Milk, Butter, Memories and plastic

During summer holidays we would visit both my paternal and maternal grandparents. At my paternal grandmother’s place, they had cows at home and the milk would be heated in a heavy bottomed pan throughout the day as coffee was made or people drank milk. At night, my grandmother would scrape the bottom of that pan and hand out the “surandal” … oh, that was divine. I always waited for that treat. It would be a thick grainy layer at the bottom. When we got back to our home, I would pester Amma that she needs to boil the milk slowly so that the bottom layer is thick, but it never would be as thick as my grandmother’s.

Then I got married and toned milk entered my life. Till then it was nice thick buffalo’s milk or cow’s milk that we got from a nearby dairy farm or some milkman brought it home. I have never liked milk, except cold milk sometimes, so I just forgot all about the “surandal”. Life went on with Aavin, then Mother Dairy, then Aarogya and more recently Amul. When we moved to Delhi in 1997, the Mother Dairy milk was just awesome – I would set curd at home and you could cut it with a knife ! In the last 3 to 5 years, the Mother Dairy milk has started to taste like cement or a thick soap solution so from 2015 onwards we have been using Amul milk. We were getting just half a litre of Amul Cow Milk everyday and Mother Dairy’s curd every other day. About ten days back, it occurred to me that I should try setting curd with Amul’s full cream milk and see if we get any butter out of it. So I asked our milkman to give us a half litre packet of Amul full cream milk besides the cow milk.

The first day that Amma heated a couple of packets of the Amul Full cream milk she gave me the pan so that I can enjoy the “surandal”. Not as thick as my grandmother’s but still thick enough to enjoy the taste and relive the memories.

The “surandal”

The curd set beautifully too. So we decided to stop buying Mother Dairy curd and started to set the curd at home using the full cream milk. We stored the layer of cream on top to see if we got any butter out of it. Today morning I churned the cream from 3 litres of milk set as curd and got 115 grams of fresh butter !!

White home made butter

Most of the butter was polished off by us as I made sandwiches in the morning today and it was truly tasty !

My parents have never bought butter or ghee from the market because there was a dairy farm right next to their house in Hyderabad and Amma would get the milk early in the morning. She would set the curd and churn butter out of it every few days and then make ghee out of that. That Ghee would smell delicious and of course taste delicious. The whole process was “green” and zero plastic was used – the milk would be bought in a steel can or even a pan because the dairy farm was just a few houses away, the butter would be kept in a steel container with water and the ghee would be made at home and stored again in a steel container.

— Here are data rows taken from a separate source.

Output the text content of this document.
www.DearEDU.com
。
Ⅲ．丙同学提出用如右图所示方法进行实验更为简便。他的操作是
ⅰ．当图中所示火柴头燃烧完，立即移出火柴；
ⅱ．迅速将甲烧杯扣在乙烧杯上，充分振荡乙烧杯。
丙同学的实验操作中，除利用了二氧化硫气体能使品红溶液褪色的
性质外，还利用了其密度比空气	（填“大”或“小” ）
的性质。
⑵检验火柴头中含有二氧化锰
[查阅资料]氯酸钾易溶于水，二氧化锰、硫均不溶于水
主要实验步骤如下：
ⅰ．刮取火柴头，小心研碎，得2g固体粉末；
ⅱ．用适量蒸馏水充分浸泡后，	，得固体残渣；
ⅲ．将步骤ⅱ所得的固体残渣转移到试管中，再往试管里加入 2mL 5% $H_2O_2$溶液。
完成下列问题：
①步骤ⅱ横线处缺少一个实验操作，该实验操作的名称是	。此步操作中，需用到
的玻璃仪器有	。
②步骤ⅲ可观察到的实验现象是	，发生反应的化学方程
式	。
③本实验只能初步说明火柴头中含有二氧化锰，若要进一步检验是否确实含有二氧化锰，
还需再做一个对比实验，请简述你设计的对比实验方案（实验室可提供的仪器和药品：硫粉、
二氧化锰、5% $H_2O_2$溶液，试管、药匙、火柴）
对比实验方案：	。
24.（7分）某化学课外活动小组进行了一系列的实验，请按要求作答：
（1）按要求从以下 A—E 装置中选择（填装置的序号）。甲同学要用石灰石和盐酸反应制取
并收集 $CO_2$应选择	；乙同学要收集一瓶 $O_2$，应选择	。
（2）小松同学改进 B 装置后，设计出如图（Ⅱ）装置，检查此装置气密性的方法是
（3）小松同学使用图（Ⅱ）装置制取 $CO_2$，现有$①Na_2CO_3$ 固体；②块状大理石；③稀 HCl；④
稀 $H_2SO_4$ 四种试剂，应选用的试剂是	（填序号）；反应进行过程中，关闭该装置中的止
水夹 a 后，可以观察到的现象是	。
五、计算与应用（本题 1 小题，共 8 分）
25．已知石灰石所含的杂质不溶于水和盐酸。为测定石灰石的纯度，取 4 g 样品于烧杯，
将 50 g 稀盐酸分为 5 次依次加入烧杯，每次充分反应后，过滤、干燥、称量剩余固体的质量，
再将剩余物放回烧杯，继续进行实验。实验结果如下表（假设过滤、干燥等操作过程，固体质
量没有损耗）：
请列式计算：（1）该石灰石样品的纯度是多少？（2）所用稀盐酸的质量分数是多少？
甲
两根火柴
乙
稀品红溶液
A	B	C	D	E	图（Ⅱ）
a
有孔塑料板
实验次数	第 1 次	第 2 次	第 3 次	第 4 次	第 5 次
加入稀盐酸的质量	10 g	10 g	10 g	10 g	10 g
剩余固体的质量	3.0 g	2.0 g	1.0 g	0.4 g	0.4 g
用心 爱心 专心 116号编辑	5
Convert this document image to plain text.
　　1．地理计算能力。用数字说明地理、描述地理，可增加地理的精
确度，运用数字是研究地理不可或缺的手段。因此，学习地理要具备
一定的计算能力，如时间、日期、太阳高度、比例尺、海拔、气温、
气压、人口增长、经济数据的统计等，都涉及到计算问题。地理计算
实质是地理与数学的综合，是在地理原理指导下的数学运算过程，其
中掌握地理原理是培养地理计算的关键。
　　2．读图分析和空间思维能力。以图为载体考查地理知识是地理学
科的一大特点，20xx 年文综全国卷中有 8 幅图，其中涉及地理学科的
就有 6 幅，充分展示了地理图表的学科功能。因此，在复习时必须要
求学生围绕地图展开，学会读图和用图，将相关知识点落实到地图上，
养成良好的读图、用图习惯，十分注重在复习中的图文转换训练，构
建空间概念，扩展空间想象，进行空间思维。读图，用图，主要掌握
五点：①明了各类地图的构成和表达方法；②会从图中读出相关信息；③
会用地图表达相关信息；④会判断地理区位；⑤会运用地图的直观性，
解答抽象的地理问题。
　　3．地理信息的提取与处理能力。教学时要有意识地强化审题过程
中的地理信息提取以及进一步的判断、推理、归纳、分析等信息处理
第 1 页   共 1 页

Look at how we have “developed” – milk comes in a plastic pouch, curd comes in a plastic pouch, butter comes in a plastic tub or a plastic lined paper carton, ghee comes in a plastic pouch or a plastic lined paper carton…. and we talk of pollution and rains causing floods !! The urban elite also laugh at the Haryana government’s idea of gifting a cow to athletes because its so “regressive”. Think again – are you regressive or having a cow is regressive ? Just see the plastic waste that you and I generate each day and how much better the old system was – every locality having a dairy farm where you can buy fresh milk from and make your own butter and ghee. Or atleast get the milk and the farm itself can make butter and ghee and sell it. I am all for the cooperative movement that made India the largest producer of milk and I absolutely love Amul, but there is an urgent need to rethink the plastic usage that it has unleashed.

Atleast at our home, we have reduced the plastic usage a tiny bit by restarting the process of setting curd, churning butter and making ghee at home… The growth hormones being injected into the cows is another major concern, but the plastic menace is an imminent disaster.

Do try and see how each of us can cut out plastic usage in our urban lives, that’s the biggest contribution we can make to Mother Earth.


4 thoughts on “Milk, Butter, Memories and plastic”

  1. Bindu,

    Interesting process, and a skill I never learned. I don’t know any Americans who churn their own butter. I need a cow.

    You’re right about the plastic. I have to buy butter, but my favorite brand that came in a one-pound block has been discontinued, and I have to buy butter in a box with four 1/4 individually wrapped sticks. Seems they are going with more packaging rather than less.

    Maybe there’s a market in India for steel containers.

    • Katharine, India till the 90s was largely using steel and aluminium containers and cooking vessels. Of course plastic has become ubiquitous, especially plastic bags. My parents always used cloth bags and groceries would be bought in those, and bulk items like rice would come packed in a cloth or jute bag. Now we are battling the plastic menace. :(:( Btw churning butter is very easy. Will post a step-by-step process in another blog.

      • Bindu,
        I sympathize. One would think, with the increasing green awareness, that people would be using less plastic, but it seems the opposite is true. It would be nice if people could supply their own packaging and buy in bulk, but plastic has become too easy and as you say, ubiquitous. Alas.

        Looking forward to your post on churning butter.